MD _x D ' _y D'' _z M (1)

{Where,
M is a terminal blocking unit represented by the formula: R ¹ _a R ² _b SiO _1/2
D has the ^formula: difunctional siloxy unit represented by _R 1 2 SiO _2/2,
D ′ is a bifunctional siloxy unit represented by the formula: R ¹ R ² SiO _2/2
D ″ is a bifunctional siloxy unit represented by the formula: R ¹ R ³ SiO _2/2
Each R ¹ independently represents a hydrogen atom, R— or RO— (wherein R represents a substituted or unsubstituted, linear or branched monovalent hydrocarbon group having 1 to 8 carbon atoms).

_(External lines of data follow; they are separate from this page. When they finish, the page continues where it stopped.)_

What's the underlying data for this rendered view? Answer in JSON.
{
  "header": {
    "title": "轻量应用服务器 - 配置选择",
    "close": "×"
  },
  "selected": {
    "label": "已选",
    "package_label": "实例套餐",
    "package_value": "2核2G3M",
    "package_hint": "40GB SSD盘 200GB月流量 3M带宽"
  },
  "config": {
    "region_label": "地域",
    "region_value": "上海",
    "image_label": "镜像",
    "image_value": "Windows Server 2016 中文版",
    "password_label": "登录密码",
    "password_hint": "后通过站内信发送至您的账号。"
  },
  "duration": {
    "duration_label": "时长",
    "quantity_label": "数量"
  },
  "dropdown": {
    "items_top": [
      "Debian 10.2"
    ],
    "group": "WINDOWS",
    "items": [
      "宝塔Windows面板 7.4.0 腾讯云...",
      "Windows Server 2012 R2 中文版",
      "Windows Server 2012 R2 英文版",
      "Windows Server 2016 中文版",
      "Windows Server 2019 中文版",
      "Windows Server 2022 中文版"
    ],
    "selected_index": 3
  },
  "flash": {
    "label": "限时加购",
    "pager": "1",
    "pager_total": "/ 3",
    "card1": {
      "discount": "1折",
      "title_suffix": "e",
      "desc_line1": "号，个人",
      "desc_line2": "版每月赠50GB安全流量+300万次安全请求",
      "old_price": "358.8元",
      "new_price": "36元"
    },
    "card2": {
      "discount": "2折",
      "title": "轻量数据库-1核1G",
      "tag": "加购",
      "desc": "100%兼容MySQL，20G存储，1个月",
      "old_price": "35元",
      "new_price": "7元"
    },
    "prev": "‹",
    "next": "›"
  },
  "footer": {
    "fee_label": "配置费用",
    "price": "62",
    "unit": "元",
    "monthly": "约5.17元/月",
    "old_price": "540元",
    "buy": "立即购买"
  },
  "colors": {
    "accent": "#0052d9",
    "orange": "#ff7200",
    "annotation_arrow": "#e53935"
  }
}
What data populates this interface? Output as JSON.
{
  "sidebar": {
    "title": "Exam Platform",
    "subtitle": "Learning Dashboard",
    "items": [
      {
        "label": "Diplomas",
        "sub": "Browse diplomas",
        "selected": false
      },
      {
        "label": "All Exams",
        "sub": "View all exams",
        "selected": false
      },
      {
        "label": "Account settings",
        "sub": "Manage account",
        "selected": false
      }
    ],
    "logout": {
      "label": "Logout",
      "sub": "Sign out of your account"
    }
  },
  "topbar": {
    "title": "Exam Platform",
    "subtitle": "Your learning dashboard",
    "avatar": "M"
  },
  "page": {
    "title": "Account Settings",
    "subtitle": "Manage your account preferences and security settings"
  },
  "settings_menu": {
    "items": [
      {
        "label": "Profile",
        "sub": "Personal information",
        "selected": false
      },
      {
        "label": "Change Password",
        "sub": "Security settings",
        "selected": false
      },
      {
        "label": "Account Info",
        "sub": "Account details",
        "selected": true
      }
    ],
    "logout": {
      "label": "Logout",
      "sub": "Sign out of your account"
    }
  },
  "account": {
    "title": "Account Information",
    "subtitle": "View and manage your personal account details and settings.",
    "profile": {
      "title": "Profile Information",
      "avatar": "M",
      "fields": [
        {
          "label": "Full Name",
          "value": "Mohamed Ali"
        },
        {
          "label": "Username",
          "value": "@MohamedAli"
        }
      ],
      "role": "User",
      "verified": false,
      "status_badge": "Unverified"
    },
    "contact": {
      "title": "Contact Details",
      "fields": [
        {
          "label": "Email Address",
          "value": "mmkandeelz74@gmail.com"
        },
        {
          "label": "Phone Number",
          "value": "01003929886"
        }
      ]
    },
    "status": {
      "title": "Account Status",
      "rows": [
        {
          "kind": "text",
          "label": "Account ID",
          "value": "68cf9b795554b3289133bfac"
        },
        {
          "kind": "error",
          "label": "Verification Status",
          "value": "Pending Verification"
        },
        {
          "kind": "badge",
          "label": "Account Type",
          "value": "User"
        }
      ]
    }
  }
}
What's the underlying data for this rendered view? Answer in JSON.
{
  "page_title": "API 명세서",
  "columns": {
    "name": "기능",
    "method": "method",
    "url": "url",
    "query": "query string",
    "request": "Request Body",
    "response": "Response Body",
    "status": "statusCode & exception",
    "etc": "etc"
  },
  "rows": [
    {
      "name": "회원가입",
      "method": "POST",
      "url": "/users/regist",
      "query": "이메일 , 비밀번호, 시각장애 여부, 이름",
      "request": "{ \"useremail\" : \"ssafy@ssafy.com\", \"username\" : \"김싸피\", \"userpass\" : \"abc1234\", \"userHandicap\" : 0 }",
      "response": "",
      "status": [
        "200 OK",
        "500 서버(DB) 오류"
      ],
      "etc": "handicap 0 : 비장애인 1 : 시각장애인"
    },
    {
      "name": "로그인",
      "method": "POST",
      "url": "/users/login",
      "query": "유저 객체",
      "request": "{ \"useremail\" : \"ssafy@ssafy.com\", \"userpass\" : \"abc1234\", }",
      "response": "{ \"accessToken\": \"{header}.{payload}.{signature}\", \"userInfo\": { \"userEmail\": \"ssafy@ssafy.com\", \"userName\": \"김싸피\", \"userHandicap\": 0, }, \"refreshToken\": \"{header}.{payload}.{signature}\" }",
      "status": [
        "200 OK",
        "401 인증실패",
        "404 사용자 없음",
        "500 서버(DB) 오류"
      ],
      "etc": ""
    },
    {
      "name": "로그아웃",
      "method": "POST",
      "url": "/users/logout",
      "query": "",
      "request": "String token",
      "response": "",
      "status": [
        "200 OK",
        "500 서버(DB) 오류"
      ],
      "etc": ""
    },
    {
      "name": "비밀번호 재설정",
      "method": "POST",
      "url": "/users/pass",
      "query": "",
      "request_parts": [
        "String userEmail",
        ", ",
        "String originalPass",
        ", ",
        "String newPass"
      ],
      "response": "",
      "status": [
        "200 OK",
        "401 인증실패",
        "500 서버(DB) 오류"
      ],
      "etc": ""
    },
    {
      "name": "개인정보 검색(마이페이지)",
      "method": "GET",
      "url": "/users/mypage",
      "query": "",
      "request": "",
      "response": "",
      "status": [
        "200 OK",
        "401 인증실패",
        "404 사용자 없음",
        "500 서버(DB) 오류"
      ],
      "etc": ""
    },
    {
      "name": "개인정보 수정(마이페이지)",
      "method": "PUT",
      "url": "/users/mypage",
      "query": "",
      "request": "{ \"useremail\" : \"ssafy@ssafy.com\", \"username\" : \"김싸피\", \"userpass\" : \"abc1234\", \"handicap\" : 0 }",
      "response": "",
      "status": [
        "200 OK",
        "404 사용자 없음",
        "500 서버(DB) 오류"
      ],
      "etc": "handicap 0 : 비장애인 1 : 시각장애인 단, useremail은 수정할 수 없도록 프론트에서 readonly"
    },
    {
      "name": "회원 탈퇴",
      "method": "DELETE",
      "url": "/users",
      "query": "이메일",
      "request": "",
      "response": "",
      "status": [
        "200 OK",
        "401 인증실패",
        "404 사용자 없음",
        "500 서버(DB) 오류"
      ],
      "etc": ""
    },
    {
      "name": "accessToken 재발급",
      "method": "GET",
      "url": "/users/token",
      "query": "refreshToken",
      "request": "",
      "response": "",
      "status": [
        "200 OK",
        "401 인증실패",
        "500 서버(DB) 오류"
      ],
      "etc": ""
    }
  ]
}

Represents
Each R ² independently represents an amino group-containing group;
Each R ³ independently represents a substituted or unsubstituted, linear or branched monovalent hydrocarbon group having 16 to 50 carbon atoms;
a independently represents an integer of 0 to 3; b independently represents an integer of 0 to 3; a + b is 3;
x represents a number from 10 to 2,000, y represents a number from 0 to 50, z represents a number from 1 to 100,
However, when y = 0, a long-chain hydrocarbon-modified silicone / amino-modified silicone copolymer represented by at least one b of M is an integer of 1 to 3.}   The copolymer of Claim 1 whose ratio of the nitrogen atom mass derived from the amino group to the total atomic mass calculated | required by the titration method is 0.01 to 3%. The amino group-containing group as R ² is represented by the general formula (2):

_{^{-R 4 - (N (R 5}} ) R 6) c NR 7 R 8 (2)

(Where
R ⁴ and R ⁶ each independently represent a substituted or unsubstituted, linear or branched divalent hydrocarbon group having 1 to 8 carbon atoms,
R ⁵ , R ⁷ and R ⁸ each independently represent a hydrogen atom or a substituted or unsubstituted, linear or branched monovalent hydrocarbon group having 1 to 8 carbon atoms, provided that Any one or more of R ⁵ , R ⁷ and R ⁸ are hydrogen atoms, and R ⁷ and R ⁸ together are substituted or unsubstituted, straight-chain or A branched divalent cyclic hydrocarbon group may be formed,
The copolymer according to claim 1 or 2, wherein c represents an integer of 0 to 6.   The copolymer of Claim 3 whose c of the said General formula (2) is 0 or 1. The amino group-containing group as R ² is a 2-aminoethyl group, a 3-aminopropyl group, a 6-aminohexyl group, an N-cyclohexyl-3-aminopropyl group, or an N- (2-aminoethyl) -3- The copolymer according to any one of claims 1 to 4, which is an aminopropyl group or an N- (2-aminoethyl) -3-aminoisobutyl group. 6. The R ^{3 according} to claim 1, wherein each R ³ is independently a substituted or unsubstituted, linear or branched monovalent hydrocarbon group having an average carbon number of 24 to 45. 6. Copolymer.   An oily composition comprising the copolymer according to any one of claims 1 to 6 and at least one oil agent.   The emulsion composition obtained by emulsifying the copolymer in any one of Claims 1 thru | or 6, or the oil-based composition of Claim 7 in water.   A cosmetic comprising the copolymer (A) according to any one of claims 1 to 6, the oil-based composition according to claim 7, or the emulsion composition according to claim 8.   The cosmetic according to claim 9, further comprising at least one (B) oil agent in addition to the (A) copolymer.   The cosmetic according to claim 9 or 10, further comprising at least one (C) surfactant.   The cosmetic according to any one of claims 9 to 11, further comprising at least one (D) alcohol.   The cosmetic according to any one of claims 9 to 12, which is a hair cosmetic.   The cosmetic according to claim 13, which is a hair washing cosmetic, a hair conditioning cosmetic, a hair styling cosmetic, or a hair dyeing cosmetic.   The cosmetic for hair washing according to claim 14, further comprising at least one (C1) anionic surfactant and at least one (E1) cationic water-soluble polymer.   The hair conditioning cosmetic composition according to claim 14, comprising at least one (B1) higher alcohol and at least one (C2) cationic surfactant.   The cosmetic according to any one of claims 9 to 16, which is liquid, cream, solid, paste, gel, mousse or spray.